For people, who want to fix this clicking - this is SATA controller triggering and trashing HDD/SSD - this is not safe at all, as author says!
It still triggers even if you rebooted your PC, i tested on both Gigabyte b460m ds3h and b560 - all the same!
Only disabling monitoring is not enough! Because if you started HWINFO with drives scan already enabled - disable it and turn off your PC, turn OFF it's power.
Rebooting is not enough! The SATA controller still triggers SMART and this clicking sound is unsafe! It can damage your HDD!
Remember - after disabling SATA scan and unclicking three option - turn OFF your PC and turn OFF it's power.
Only turning OFF PC without turning OFF power changed nothing on both Gigabyte motherboards.

This completely should be UNSAFE feature.
009876.jpg
 
HWiNFO performs only standard queries that are used to read drive statistics. This is a fully standardized feature (unlike S.M.A.R.T.) and even recommended by the (S)ATA (t13) committee.
So if a drive acts to these queries with such a clicking sound I believe there's a problem in the drive's firmware causing constant spin up/down that should not be performed.
 
HWiNFO performs only standard queries that are used to read drive statistics. This is a fully standardized feature (unlike S.M.A.R.T.) and even recommended by the (S)ATA (t13) committee.
So if a drive acts to these queries with such a clicking sound I believe there's a problem in the drive's firmware causing constant spin up/down that should not be performed.
I found on my side it is not drive's firmware, but motherboard's SATA controller, triggered by hwinfo - it starts do trash things with hdd's/ssd's.

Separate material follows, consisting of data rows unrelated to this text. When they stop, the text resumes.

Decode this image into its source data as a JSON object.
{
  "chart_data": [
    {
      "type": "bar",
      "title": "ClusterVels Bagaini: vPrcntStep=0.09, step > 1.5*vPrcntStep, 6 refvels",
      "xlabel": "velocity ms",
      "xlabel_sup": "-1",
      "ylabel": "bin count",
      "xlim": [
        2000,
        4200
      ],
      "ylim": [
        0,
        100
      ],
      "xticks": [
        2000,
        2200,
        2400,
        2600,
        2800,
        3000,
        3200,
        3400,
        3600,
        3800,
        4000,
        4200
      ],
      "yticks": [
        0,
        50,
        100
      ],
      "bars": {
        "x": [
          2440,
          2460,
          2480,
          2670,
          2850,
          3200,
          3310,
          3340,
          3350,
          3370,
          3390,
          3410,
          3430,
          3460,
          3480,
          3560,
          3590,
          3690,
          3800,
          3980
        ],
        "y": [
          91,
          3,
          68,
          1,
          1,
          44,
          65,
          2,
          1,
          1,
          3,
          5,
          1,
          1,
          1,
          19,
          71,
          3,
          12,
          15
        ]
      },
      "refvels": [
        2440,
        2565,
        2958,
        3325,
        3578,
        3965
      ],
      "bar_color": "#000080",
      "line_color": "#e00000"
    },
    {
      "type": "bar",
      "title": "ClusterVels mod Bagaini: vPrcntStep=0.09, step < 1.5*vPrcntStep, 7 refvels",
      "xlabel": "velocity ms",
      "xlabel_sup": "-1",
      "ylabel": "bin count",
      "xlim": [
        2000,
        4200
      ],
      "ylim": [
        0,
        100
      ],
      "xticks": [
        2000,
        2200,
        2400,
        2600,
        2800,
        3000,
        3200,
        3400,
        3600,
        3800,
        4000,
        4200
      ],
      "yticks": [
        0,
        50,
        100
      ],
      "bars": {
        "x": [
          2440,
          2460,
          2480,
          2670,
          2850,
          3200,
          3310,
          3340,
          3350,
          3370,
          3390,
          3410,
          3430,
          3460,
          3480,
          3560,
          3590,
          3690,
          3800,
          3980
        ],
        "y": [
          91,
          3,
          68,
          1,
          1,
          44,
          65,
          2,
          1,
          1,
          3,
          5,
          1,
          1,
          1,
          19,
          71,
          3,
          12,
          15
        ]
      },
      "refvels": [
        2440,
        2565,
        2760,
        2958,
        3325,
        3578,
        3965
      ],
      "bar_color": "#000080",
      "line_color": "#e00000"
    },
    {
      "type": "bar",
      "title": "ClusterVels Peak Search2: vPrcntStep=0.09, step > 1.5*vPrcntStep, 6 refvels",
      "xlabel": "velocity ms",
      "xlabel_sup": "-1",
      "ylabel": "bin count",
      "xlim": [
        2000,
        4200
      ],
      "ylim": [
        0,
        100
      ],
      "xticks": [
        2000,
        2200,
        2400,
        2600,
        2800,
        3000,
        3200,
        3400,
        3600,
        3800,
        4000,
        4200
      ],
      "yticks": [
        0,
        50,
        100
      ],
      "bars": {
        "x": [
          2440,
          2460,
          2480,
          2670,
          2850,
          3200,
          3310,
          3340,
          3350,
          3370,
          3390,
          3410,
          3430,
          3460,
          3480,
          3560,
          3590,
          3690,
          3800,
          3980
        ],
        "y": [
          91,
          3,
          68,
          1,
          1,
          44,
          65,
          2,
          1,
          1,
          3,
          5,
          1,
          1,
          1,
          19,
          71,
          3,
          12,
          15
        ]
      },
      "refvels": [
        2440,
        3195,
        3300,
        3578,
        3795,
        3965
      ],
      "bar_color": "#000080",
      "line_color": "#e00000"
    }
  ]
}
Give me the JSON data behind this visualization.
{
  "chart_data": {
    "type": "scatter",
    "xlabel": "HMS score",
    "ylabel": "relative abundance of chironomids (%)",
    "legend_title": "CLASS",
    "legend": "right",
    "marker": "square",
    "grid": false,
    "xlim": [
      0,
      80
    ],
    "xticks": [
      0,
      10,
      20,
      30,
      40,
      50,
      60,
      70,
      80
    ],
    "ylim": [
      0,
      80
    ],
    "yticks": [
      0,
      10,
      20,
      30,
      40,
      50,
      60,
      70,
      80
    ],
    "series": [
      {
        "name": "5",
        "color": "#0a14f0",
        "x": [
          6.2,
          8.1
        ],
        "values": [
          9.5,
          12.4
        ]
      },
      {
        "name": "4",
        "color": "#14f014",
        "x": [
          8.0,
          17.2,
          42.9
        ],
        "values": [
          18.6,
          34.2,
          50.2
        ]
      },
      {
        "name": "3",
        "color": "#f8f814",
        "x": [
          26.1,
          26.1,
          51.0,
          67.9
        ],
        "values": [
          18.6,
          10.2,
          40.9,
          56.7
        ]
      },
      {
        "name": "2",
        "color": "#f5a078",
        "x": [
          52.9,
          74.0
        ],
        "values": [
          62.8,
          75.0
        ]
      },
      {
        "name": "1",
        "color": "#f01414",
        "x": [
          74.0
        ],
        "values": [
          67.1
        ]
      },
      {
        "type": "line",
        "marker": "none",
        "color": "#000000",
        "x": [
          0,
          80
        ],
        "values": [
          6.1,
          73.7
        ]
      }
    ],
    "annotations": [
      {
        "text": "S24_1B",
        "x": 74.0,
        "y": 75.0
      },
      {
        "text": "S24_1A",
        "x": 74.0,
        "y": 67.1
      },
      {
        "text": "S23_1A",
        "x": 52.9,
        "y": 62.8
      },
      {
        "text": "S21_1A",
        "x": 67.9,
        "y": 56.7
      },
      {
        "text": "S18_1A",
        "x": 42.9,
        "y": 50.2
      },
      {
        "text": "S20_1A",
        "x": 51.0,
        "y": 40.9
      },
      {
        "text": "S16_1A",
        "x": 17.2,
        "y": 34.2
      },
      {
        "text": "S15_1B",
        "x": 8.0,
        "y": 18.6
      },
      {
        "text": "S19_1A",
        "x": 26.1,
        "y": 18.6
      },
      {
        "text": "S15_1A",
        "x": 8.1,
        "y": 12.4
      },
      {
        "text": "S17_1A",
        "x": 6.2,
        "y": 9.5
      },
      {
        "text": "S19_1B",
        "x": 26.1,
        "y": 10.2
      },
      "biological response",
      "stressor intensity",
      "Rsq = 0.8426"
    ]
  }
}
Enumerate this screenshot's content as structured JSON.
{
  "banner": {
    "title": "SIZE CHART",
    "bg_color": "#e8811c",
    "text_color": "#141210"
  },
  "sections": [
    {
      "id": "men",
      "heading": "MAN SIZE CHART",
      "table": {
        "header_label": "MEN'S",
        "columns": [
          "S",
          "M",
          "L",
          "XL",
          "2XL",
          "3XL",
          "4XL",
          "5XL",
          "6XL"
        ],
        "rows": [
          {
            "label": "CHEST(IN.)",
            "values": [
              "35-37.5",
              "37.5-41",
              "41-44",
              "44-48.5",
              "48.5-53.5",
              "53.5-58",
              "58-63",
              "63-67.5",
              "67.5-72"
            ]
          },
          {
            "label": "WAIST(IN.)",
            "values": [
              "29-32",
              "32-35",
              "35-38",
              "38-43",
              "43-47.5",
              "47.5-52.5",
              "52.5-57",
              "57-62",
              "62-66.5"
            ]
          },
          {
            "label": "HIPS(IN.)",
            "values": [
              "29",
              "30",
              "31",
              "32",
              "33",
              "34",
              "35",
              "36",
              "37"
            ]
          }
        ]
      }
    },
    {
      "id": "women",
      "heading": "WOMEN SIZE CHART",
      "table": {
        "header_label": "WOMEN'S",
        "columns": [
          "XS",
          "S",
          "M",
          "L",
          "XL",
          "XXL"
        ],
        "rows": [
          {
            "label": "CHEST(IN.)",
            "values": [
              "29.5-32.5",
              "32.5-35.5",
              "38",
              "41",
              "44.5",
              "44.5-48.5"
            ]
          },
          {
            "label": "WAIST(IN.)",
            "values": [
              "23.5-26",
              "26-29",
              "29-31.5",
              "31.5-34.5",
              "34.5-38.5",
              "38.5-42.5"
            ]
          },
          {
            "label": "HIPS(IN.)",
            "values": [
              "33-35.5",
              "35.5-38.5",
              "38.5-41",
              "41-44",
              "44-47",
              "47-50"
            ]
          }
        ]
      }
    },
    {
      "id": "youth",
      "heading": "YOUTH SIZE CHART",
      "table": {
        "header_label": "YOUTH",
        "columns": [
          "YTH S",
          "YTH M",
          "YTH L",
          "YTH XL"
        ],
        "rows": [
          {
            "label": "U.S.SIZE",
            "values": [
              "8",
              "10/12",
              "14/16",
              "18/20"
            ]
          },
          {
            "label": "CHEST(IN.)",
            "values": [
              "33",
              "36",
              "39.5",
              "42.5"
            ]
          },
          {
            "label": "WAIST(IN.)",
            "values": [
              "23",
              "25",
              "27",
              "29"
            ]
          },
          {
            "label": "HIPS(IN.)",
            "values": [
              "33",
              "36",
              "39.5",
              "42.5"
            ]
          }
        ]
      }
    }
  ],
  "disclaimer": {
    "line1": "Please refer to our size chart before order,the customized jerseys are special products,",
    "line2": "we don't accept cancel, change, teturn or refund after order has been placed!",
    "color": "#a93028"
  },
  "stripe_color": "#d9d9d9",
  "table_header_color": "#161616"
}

With default settings, without hwinfo sata monitor everything is fine.
All fine when i use AIDA64 and HDD Sentinel Pro. But only hwinfo makes sata controller crazy.
That's why you need to test more motherboards before saying it's safe.
 
I found on my side it is not drive's firmware
I am all ears of how did you do that.
I am using computers since 1996, some wild made motherboards they had even the option to disable S.M.A.R.T. check at BIOS (They did that for some-sort of compatibility purposes).
You better post a screenshot of CrystalDiskInfo, it might that drive to be also unsafe to use due other damages.
 
HWiNFO performs only standard queries that are used to read drive statistics. This is a fully standardized feature (unlike S.M.A.R.T.) and even recommended by the (S)ATA (t13) committee.
So if a drive acts to these queries with such a clicking sound I believe there's a problem in the drive's firmware causing constant spin up/down that should not be performed.
Hey, I'm still looking into why the drives were behaving this way. I don't think it is them spinning up - they shouldn't be asleep (my power plan is set to turn them off after 20 minutes of inactivity), so I'm not sure what this click/grinding noise for a second every few minutes is from yet.
 
With out delivery of screenshot of CrystalDiskInfo, with out mentioning exact Hard drive model (series ) brand.
You are not helping so others to be able to assist you back.